Un conflicto de leyes contradictorias
Porque en el hombre interior me deleito con la ley de Dios, pero veo otra ley en los miembros de mi cuerpo que hace guerra contra la ley de mi mente, y me hace prisionero de la ley del pecado que está en mis miembros (Romanos 7:22-23).
La terminología que usa el apóstol Pablo en este pasaje es llamativamente belicosa. Habla de una guerra interior entre miembros del mismo cuerpo, incluyendo prisioneros. En ocasiones hablamos de «almas atormentadas» refiriéndonos a personas con un conflicto interno especial. Tenemos centros psiquiátricos donde las internamos, y en ocasiones decimos que hay mas «locos» fuera que dentro. Hemos hecho una lista de comportamientos aceptables que la sociedad reconoce como tales, y otros que son un peligro para la convivencia. Desde luego las autoridades deben tomar medidas para mantener la ley y el orden, impidiendo comportamientos nocivos que puedan destruir la sociedad.
Sin embargo, damos por bueno o tolerable actitudes que son igualmente perniciosas, como por ejemplo el egoísmo, la codicia, las ambiciones y desigualdades abiertamente dañinas en toda convivencia. Pero, «no hay justo, ni aún uno… todos se han desviado, a una se hicieron inútiles; no hay quién haga lo bueno, no hay ni siquiera uno… Todos pecaron y no alcanzan la gloria de Dios» (Rom. 3:10-12,23).
Al hacer una lista de «buenos y malos» damos por sentado que hay personas a las que no parece afectarles la guerra de la que habla Pablo en Romanos 7, pero todos sabemos que eso no es así.

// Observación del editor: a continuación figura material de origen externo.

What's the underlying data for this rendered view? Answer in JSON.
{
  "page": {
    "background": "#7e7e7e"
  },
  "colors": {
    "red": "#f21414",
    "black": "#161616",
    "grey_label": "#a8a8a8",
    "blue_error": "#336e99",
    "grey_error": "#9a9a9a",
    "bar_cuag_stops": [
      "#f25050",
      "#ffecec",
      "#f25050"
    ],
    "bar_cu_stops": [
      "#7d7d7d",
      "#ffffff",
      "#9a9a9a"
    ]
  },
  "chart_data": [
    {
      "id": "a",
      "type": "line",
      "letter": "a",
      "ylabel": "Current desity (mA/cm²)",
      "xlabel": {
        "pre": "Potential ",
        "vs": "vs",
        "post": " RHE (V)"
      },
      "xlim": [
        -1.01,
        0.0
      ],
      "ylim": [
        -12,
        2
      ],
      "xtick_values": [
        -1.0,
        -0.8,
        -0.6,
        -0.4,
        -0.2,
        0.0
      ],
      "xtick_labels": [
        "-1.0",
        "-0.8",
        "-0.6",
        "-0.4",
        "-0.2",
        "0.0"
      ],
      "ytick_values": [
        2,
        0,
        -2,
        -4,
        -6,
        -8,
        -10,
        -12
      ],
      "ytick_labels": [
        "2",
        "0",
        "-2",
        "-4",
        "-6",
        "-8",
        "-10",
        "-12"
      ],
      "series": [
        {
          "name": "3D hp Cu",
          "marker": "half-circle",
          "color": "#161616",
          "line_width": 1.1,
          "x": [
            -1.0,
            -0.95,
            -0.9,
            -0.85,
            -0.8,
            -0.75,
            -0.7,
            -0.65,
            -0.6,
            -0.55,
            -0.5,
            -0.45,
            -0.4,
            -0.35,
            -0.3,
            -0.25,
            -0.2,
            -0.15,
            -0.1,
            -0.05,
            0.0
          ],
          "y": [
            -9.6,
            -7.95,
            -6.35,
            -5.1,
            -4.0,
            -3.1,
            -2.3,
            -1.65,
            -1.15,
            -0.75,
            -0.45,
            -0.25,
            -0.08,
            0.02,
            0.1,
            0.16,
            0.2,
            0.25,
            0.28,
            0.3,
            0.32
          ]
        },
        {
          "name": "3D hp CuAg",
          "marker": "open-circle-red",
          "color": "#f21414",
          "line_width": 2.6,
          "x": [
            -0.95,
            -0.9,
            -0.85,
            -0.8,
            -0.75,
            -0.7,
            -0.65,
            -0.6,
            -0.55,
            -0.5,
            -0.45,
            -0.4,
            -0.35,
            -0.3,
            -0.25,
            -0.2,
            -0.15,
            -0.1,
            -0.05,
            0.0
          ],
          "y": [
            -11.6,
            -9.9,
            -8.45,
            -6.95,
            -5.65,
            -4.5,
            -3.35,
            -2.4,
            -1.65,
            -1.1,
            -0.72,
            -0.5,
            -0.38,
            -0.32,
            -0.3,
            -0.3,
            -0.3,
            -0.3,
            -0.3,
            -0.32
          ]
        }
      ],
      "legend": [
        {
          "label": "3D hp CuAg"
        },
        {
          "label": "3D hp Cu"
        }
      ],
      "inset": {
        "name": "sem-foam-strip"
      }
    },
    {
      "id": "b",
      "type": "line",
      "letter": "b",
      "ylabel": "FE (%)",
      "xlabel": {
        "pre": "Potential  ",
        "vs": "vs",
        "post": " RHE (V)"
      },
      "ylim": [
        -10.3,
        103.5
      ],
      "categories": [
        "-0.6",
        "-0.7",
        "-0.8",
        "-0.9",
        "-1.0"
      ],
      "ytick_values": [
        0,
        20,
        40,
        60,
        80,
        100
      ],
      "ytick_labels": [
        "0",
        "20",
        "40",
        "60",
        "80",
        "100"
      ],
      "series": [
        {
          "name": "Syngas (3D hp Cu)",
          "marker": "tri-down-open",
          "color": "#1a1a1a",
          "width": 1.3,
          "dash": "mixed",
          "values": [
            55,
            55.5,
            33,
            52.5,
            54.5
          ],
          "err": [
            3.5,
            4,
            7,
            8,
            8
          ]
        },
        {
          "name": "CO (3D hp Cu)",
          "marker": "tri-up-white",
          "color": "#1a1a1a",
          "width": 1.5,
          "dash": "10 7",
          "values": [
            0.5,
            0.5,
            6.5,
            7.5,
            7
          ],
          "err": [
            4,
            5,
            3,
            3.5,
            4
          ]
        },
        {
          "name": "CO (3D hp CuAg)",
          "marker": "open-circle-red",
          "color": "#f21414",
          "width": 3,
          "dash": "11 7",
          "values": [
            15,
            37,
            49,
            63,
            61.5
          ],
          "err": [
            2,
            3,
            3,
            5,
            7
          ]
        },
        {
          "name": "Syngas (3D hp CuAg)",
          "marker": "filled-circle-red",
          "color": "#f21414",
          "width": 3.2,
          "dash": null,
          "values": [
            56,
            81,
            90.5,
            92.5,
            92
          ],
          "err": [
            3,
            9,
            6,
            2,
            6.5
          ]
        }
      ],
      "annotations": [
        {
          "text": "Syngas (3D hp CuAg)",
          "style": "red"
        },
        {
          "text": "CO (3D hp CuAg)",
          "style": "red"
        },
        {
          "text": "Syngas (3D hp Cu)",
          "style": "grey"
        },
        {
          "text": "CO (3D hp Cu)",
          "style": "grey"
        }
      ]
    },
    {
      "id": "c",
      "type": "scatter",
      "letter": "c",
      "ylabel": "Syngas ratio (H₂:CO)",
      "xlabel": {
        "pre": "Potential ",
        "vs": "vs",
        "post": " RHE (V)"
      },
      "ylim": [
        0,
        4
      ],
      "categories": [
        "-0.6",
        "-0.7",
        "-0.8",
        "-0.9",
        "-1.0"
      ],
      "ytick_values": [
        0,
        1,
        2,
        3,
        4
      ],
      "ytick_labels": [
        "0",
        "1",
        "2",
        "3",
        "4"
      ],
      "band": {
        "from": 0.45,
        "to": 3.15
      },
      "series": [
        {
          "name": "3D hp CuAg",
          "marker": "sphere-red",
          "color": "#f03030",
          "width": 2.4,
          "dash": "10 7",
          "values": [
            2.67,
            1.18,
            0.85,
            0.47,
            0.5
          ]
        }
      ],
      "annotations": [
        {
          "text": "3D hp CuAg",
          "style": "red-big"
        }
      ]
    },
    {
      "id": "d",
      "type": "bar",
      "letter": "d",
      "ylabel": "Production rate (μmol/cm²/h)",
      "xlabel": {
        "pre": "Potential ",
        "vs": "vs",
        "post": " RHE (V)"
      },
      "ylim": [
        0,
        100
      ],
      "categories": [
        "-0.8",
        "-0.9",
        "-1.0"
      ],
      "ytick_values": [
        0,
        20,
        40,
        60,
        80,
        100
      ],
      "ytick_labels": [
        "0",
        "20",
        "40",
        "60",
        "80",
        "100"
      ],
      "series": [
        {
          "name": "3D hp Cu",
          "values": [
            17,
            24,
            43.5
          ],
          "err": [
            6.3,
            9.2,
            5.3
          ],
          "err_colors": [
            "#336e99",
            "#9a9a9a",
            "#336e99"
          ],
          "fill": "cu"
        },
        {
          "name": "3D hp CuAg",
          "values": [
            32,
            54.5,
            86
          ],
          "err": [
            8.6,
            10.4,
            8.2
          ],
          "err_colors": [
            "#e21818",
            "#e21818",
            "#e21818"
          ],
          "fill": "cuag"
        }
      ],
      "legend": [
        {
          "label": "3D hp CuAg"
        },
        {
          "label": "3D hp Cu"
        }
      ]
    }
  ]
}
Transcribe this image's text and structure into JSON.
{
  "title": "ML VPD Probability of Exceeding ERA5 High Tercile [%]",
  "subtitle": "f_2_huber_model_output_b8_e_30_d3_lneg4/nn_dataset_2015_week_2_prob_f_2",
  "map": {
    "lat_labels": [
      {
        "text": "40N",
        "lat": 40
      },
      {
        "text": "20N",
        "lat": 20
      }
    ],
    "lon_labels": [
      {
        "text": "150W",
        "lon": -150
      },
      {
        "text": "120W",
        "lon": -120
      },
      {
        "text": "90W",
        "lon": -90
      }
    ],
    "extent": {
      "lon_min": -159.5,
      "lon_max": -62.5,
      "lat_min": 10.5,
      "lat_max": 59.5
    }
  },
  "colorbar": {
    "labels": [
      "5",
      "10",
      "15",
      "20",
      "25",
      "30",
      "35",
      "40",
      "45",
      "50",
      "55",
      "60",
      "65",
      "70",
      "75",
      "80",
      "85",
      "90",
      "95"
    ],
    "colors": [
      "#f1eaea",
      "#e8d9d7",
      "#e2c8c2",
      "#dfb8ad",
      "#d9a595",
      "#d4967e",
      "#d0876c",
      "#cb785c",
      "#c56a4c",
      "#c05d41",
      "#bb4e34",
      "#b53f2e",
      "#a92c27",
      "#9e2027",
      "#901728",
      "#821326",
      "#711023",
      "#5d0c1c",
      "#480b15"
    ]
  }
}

Todos sufrimos el conflicto interno con la naturaleza de pecado. El hombre interior, el espiritual, se deleita en la ley de Dios, pero hay otra ley que se revela y hace la guerra entre los mismos miembros de nuestro ser, afecta a los miembros y a la mente, y el resultado de esa lucha es acabar en una prisión invisible que actúa en nuestro cuerpo, haciendo obedecer una ley de pecado opuesta a la ley de Dios.
Ahora podemos comprender mejor el lenguaje de Jesús en la sinagoga de Nazaret: «El Espíritu del Señor está sobre mí, porque me ha ungido para anunciar el evangelio a los pobres. Me ha enviado para proclamar libertad a los cautivos… para poner en libertad a los oprimidos…» Son, —somos—, los prisioneros de la ley del pecado, apresados en calabozos de iniquidad interior.
La batalla interior de la persona, −el conflicto invisible del ser humano−, comienza a resolverse cuando identificamos la prisión en la que estamos y al libertador que necesitamos. El Hijo del Hombre vino a ponernos en libertad.